Corriere della Sera - Io Donna
Washington
Lo ricorda quasi fosse adesso, John David, la prima volta in cui si rese conto che suo padre, Denzel, non era come tanti. Aveva otto anni, era appena approdato con la famiglia sulla costiera amalfitana, in un mondo nuovo, e la sua prima pizza margherita a Positano gli piaceva da matti. Tutto il personale e gli ospiti di quel piccolo ristorante sulla spiaggia volevano chiacchierare con il papà, gli sorridevano con cordialità, gesticolavano, erano felici di vederlo. «Non parlavano neppure l’inglese, eppure si facevano capire, volevano conoscerlo, presentarsi» racconta. «Fu lì che intuii che era più noto di altri».
Facciamo un salto in avanti di una trentina d’anni, lasciamo Positano, siamo ora a Los Angeles: John David è di fronte a me su Zoom, felice di parlare sia di un padre amatissimo, fonte continua di ispirazione e orgoglio, sia del film Malcolm & Marie, il suo più recente successo personale. Ora, a 36 anni, Washington Jr. può discutere liberamente di tutto, con un senso di sollievo e di gioia.

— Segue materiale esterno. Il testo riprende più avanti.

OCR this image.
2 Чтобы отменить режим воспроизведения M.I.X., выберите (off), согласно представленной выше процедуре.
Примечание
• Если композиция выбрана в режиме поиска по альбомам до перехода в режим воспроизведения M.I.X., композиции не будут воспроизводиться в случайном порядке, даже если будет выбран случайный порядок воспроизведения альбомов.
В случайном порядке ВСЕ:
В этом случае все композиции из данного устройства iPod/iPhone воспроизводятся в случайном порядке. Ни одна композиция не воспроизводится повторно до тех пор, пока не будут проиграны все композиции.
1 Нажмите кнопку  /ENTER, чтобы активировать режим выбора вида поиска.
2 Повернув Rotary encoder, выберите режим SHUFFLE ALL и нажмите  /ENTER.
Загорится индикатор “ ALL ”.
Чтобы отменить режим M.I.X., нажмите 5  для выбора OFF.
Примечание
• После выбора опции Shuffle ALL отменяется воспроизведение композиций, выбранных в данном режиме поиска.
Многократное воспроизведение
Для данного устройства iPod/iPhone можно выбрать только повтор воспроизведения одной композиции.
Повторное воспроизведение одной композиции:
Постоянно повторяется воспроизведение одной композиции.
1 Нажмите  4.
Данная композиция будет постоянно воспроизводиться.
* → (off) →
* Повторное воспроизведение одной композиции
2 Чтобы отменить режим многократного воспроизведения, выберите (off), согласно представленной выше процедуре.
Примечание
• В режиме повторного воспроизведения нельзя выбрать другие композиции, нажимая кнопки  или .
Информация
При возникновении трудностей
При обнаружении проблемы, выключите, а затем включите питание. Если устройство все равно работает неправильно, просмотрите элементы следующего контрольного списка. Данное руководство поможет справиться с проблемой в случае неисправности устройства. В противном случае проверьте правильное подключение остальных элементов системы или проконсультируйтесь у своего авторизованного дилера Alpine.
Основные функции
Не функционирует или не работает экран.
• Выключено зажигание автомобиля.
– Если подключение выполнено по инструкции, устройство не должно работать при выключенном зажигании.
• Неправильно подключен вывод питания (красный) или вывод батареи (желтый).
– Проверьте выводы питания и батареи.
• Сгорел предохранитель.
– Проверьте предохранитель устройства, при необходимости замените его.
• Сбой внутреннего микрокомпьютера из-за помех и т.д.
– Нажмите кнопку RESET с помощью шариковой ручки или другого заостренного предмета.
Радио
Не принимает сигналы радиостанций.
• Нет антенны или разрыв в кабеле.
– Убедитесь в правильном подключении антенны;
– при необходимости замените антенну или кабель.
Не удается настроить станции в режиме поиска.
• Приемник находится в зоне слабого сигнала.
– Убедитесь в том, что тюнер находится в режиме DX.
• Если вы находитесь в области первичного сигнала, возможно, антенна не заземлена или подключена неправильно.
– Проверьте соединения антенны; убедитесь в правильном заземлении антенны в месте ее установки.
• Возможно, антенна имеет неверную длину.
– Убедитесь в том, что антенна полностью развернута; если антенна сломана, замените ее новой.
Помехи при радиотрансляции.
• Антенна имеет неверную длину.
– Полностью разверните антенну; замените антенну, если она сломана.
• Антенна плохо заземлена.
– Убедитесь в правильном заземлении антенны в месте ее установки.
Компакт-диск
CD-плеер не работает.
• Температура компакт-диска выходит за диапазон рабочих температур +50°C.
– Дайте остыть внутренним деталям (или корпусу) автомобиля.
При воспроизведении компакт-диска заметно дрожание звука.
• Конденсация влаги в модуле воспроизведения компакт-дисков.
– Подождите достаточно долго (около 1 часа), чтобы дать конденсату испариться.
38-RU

Eppure, l’allegria odierna è frutto di un lungo cammino. Fu infatti per evitare il confronto diretto con tanto genitore che il ragazzo decise all’inizio di abbracciare la carriera sportiva e lasciare perdere Hollywood e il cinema: divenne un campione di football (il calcio americano) al Morehouse College e, presto, una star in tournée in Europa e negli Stati Uniti. Poi alcuni infortuni - inclusa una preoccupante commozione cerebrale - lo costrinsero ad abbandonare.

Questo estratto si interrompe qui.